AGI: COMPUTER VISION, TOPOLOGY, AND `CONGENITAL` KNOWLEDGE
The three topics mentioned in the title do not, at first glance, appear to be related to each other. However, a detailed analysis reveals close links between them.
One of the most common computer vision tasks is image segmentation. Technologically, a segment is usually represented by a specific set of pixels, in which each pixel is adjacent to another pixel of the same segment. And the proximity of pixels is, of course, an element of topology. The segment `painting` algorithm explicitly uses some way of checking whether two pixels are adjacent.
The traditional way of representing an image as a set of pixels uses a rectangular frame represented by a two-dimensional array of pixels. In essence, this means splitting a large rectangle frame into a series of small rectangle pixels, each with a specific set of attributes (brightness, color, distance, etc.). In this case, a pixel is referred to by a pair of integers, the ordinal numbers of a row and a column in a two-dimensional array. Pixel proximity is easily tested by comparing row and column numbers. Here it is immediately discovered that the `neighborhood` of pixels is two kinds. Four neighbors have a common side with a given pixel and differ by one in the row or the column ordinals, but not both at once.
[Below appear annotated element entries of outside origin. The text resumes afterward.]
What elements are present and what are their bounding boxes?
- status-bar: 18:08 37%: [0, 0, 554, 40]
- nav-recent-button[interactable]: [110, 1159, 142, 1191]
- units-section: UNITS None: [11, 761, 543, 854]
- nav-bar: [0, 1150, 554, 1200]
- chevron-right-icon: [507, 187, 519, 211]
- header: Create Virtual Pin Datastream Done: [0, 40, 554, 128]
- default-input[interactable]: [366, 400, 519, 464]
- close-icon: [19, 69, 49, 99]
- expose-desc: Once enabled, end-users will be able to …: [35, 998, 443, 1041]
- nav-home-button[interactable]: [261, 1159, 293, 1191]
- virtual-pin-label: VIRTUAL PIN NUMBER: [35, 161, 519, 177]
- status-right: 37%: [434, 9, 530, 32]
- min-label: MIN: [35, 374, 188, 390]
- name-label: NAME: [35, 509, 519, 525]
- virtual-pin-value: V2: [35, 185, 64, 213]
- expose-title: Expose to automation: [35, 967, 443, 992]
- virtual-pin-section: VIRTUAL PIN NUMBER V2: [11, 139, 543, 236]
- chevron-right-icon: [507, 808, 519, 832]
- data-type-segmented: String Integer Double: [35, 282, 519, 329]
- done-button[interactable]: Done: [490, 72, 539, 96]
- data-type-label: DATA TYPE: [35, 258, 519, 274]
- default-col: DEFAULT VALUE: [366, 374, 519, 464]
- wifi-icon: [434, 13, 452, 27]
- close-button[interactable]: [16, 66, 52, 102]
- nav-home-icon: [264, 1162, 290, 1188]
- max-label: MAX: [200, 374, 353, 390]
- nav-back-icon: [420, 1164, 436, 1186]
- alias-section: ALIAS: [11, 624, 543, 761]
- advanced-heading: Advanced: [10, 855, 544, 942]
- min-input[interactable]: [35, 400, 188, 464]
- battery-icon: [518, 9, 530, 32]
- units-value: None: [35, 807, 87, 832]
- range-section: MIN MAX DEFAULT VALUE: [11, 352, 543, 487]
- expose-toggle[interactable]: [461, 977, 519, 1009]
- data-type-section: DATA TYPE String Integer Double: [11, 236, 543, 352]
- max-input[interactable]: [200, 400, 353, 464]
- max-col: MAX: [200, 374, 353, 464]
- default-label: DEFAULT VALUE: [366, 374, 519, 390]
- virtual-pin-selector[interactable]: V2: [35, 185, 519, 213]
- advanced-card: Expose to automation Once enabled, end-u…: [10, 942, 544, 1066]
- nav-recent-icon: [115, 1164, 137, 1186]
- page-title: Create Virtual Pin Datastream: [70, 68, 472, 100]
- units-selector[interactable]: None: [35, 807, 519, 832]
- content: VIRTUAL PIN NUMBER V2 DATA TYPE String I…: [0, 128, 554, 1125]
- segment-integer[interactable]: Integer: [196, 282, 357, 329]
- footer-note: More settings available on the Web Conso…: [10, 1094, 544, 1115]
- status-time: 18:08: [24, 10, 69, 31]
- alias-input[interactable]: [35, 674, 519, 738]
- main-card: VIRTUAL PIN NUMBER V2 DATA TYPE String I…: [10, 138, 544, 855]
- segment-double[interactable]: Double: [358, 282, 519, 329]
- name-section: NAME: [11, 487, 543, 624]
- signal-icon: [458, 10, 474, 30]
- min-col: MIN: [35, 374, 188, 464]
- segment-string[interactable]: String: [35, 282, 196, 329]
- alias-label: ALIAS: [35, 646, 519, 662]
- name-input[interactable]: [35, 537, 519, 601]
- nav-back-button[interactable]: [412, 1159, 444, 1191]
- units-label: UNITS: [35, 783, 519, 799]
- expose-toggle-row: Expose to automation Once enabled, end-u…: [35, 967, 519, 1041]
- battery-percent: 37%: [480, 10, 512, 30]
Four other neighbors have only common vertices and numbers of both columns and columns that differ by one.
The advantage of the image representation described above is its simplicity. But there is also a drawback: two types of pixel `neighborhoods`. The properties of splitting a frame into pixel elements differ in different directions. For example, the distance to the center of neighbors of a pixel can vary by 41%; that is, the degree of anisotropy of such a representation is quite large. At the same time, such anisotropy is absent in the visual picture of the world (that is, anisotropy is an undesirable property of representing visual information).
Dividing a plane into identical elements, used to represent an image by a set of pixels, into squares (rectangles) is not a unique option. The apparent alternative is triangles (primarily regular ones). This variation does not look good at once for two reasons: firstly, the possible ways of indexing pixels are more complicated than in the case of a rectangular grid, and secondly, the anisotropy is even stronger, and the number of neighbors increases from 8 to 12 (three with a common side and 9 with a common vertice).
Another alternative to the rectangular pixel grid is the hexagonal grid, known as the honeycomb. If a pixel is represented by a regular hexagon, it has only six neighbors of the same type: all have a common side.
The simplicity of representing a frame with a two-dimensional array of rows and columns is lost, but another variant of pixel indexing provides the simplicity of neighborhood checks. It lies in the fact that each pixel is identified by three integers - a kind of `coordinates` [ U, V, W ], the sum of which is always equal to zero ( U+V+W=0 ). In this case, neighboring pixels have a value different by 1 for precisely one of the values { U,V,W }.
Three `coordinates` allow us to calculate the Cartesian coordinates of the center of a hexagonal pixel:
x = a*(V-W)/2
y = h*U
where `a` is the distance between pixel centers and
h = a*sqrt(3)/2.
Natural vision, both in insects and in more advanced animals, uses precisely the hexagonal grid of light-sensitive elements that provide the densest packing of round physical sensing elements.
Thus, the connection of topology with vision is clarified; it is the turn of congenital (innate, hard-coded) knowledge. In several previous chapters, congenital knowledge was mentioned, which refers to the knowledge that is somehow present in the system initially:
The code of the computer vision module and the natural nervous system inevitably use `congenital` mechanisms for detecting the proximity of pixels in the visual information. This means that formulas in the case of program code or neural connections in the case of neural networks encode the corresponding innate knowledge.
This, in particular, explains why the inclusion of convolutional layers in artificial neural networks is necessary for efficient image processing: convolution is based on the use of information about the representation of the image and is thus part of the innate knowledge about the topology of image elements. Using a hexagonal grid of pixels in artificial neural networks to represent images requires a corresponding modification of the structure of the convolutional layers of the network.
Video cameras deliver information in a traditional rectangular pixel grid. Still, data conversion to a hexagonal grid can be done in the same way that is used to transform image data when changing image resolution. Downscaling is often a stage in visual information processing by neural networks.